Am schlimmsten ist die Lage der Straßenkinder. Die Gesellschaft zum Schutz der Rechte des Kindes (SPARC) schätzt die Zahl der Mädchen und Jungen, die auf Pakistans Straßen leben und arbeiten, auf 1,5 Millionen. Nur die wenigsten von ihnen werden jemals ein Klassenzimmer betreten. Die meisten sind zu einem Leben in Armut verurteilt. Schon jetzt müssen 22 Millionen Pakistaner mit weniger als 1,25 US-Dollar pro Tag zurechtkommen, wie die Weltbank berichtet.
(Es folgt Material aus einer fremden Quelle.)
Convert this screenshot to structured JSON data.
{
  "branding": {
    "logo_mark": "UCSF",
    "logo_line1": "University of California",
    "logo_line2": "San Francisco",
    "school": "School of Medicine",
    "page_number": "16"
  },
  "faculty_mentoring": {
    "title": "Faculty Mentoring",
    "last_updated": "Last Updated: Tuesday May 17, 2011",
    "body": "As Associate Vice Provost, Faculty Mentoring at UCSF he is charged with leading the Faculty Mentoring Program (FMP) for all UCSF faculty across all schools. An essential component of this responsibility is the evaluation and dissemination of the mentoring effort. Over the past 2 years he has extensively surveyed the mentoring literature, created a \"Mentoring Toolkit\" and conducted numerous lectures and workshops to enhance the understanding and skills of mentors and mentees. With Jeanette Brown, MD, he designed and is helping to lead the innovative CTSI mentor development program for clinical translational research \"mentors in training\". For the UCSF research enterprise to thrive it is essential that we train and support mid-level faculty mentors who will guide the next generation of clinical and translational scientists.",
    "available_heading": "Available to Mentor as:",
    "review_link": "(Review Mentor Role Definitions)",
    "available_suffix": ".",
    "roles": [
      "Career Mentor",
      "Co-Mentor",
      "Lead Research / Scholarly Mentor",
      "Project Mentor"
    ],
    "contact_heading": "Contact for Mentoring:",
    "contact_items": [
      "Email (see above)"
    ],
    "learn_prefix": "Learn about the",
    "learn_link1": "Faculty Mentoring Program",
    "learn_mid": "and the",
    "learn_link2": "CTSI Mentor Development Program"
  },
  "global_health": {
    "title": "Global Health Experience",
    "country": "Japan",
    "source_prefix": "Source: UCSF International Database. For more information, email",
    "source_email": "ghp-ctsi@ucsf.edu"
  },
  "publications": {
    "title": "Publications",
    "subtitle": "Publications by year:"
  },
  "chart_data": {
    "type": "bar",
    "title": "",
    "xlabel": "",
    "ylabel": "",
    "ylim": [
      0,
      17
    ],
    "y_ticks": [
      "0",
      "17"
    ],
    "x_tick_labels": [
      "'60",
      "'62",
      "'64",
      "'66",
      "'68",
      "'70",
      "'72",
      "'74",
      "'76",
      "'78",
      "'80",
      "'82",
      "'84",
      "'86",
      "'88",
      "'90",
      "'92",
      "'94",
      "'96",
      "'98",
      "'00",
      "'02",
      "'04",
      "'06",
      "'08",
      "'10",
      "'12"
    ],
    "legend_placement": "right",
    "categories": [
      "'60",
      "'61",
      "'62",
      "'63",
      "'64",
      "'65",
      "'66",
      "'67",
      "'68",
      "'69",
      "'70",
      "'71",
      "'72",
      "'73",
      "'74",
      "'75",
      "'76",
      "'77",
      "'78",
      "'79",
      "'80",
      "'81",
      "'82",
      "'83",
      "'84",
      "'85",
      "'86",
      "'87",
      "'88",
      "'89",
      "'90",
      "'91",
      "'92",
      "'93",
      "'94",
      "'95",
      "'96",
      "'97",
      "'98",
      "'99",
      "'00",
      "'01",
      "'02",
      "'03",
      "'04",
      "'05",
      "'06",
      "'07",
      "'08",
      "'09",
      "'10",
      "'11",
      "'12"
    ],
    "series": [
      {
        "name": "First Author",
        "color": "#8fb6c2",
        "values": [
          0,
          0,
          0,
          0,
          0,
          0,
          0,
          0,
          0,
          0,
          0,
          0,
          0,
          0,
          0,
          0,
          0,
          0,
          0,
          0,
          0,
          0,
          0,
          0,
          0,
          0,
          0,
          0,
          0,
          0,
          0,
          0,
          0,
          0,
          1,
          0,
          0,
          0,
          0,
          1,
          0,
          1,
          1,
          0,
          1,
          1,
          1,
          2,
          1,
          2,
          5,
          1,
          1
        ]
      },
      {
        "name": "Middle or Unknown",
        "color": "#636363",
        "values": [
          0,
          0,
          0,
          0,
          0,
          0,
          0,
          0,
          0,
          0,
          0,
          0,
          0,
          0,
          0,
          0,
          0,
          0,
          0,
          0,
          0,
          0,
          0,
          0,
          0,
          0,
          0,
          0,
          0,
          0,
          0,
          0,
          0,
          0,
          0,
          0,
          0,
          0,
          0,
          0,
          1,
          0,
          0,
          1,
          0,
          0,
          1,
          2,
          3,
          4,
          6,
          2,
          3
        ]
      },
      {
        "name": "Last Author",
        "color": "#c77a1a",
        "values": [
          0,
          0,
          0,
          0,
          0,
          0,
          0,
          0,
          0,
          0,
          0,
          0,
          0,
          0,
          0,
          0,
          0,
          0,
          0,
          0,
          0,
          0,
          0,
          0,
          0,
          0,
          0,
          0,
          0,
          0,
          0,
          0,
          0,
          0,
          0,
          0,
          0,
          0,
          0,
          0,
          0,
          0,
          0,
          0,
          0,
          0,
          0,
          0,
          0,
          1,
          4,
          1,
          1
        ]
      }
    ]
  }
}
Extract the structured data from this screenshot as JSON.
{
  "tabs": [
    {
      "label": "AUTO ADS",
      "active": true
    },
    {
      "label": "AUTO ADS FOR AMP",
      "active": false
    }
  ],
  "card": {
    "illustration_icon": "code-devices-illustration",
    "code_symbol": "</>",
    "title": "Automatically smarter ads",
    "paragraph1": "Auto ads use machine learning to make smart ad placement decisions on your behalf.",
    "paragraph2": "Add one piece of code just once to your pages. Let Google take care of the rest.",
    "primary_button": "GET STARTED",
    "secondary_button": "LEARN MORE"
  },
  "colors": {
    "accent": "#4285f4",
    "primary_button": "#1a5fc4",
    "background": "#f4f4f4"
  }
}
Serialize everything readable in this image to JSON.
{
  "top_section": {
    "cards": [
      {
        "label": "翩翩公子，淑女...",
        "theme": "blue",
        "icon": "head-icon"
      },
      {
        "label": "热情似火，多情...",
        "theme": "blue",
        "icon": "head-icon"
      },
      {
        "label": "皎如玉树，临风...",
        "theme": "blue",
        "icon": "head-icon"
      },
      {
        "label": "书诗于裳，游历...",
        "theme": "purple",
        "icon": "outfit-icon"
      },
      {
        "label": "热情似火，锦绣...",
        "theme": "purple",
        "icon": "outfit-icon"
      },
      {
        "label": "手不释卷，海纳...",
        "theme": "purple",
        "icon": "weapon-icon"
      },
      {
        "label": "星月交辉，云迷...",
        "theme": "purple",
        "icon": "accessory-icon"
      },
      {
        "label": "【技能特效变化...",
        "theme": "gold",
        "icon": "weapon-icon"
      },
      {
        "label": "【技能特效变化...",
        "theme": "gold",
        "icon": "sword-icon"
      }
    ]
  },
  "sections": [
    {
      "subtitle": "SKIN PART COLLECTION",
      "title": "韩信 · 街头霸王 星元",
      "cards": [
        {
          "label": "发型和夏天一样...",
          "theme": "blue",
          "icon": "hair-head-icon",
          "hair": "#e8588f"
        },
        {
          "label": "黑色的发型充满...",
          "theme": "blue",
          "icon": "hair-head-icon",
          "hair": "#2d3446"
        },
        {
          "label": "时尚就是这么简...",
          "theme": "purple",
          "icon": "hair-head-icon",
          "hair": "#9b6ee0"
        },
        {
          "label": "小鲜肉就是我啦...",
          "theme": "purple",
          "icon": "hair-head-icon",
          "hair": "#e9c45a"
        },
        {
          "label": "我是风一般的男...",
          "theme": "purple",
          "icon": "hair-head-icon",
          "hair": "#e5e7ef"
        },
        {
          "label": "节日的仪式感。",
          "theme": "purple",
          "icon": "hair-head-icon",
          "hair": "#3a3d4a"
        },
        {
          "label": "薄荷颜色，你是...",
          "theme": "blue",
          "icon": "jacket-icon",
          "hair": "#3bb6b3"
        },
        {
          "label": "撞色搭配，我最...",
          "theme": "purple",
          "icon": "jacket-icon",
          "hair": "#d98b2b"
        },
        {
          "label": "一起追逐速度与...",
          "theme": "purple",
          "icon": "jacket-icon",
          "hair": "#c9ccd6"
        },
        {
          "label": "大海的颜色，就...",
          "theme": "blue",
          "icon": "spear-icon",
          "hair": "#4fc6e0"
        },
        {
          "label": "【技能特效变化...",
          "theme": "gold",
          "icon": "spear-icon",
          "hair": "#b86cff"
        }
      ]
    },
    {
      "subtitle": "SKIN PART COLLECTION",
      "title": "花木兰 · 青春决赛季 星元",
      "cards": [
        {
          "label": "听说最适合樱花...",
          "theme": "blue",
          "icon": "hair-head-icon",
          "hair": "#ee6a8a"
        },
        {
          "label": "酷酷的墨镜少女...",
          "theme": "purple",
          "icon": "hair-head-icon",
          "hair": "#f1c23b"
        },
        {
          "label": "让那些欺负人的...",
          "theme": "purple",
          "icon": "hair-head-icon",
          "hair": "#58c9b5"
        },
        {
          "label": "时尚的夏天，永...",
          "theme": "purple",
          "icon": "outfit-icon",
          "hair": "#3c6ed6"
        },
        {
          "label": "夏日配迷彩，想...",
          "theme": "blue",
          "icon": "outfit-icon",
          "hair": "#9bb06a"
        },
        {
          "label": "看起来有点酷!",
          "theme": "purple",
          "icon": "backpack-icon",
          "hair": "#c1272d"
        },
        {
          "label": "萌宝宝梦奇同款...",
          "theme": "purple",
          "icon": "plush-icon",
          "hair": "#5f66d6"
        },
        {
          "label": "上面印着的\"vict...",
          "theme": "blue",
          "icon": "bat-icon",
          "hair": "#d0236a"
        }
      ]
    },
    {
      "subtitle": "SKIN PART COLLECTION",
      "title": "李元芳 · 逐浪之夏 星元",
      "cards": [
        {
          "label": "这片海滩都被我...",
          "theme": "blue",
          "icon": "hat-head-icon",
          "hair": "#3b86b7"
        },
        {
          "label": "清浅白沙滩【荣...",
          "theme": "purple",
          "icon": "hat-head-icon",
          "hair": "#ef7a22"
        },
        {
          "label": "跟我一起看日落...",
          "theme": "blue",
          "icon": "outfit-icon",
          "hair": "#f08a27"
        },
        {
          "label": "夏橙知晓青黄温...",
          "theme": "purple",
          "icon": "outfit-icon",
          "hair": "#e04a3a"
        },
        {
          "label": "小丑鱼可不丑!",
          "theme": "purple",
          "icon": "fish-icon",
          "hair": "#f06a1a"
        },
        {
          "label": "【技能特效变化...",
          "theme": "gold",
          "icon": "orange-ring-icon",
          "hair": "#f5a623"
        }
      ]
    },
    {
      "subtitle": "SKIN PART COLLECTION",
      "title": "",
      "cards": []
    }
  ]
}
Experten sind sich einig, dass Kinder aus armen Familien aufgrund der Abwesenheit eines anständigen Bildungswesens nur äußerst geringe Chancen haben, die sozioökonomische Leiter hochzuklettern. Arme Eltern, die ihren Nachwuchs an den TCF-Schulen unterrichten lassen, dürfen die Höhe der dort ohnehin niedrigen Schulgebühren selbst bestimmen. "Unsere monatliche Mindestgebühr liegt bei zehn Rupien (umgerechnet 0,09 US-Dollar). Mit dem symbolischen Betrag wollen wir lediglich sicherstellen, dass Eltern den Wert von Schulbildung zu schätzen wissen", meint Ayesha Khatib von TCF. Die Obergrenze liegt bei durchschnittlich 30 Rupien (0,29 Dollar).

Auch wenn für arme Familien jede Rupie zählt, ihre Kinder bekommen sehr viel zurück, wie Ahmed betont. "Betteln zu müssen, fand ich schrecklich. Es hat mir weh getan, wenn man mir hässliche Dinge zugerufen hat", sagt der der Junge über sein altes Leben. Heute nutzt er den Großteil seiner Zeit zum Lernen. Seine Mutter ist für ihn 'eingesprungen', das heißt, sie geht jetzt mit dem Vater betteln. Dazu meint Rabail Abbas Phulpoto, die 25-jährige Schulleiterin, dass 85 Prozent ihrer Schüler aus Familien kämen, die vom Betteln lebten. Dieser Umstand erklärt auch den Widerstand vieler Eltern, ihre Kinder zur Schule zu schicken. Denn das bedeutet geringere Almosen.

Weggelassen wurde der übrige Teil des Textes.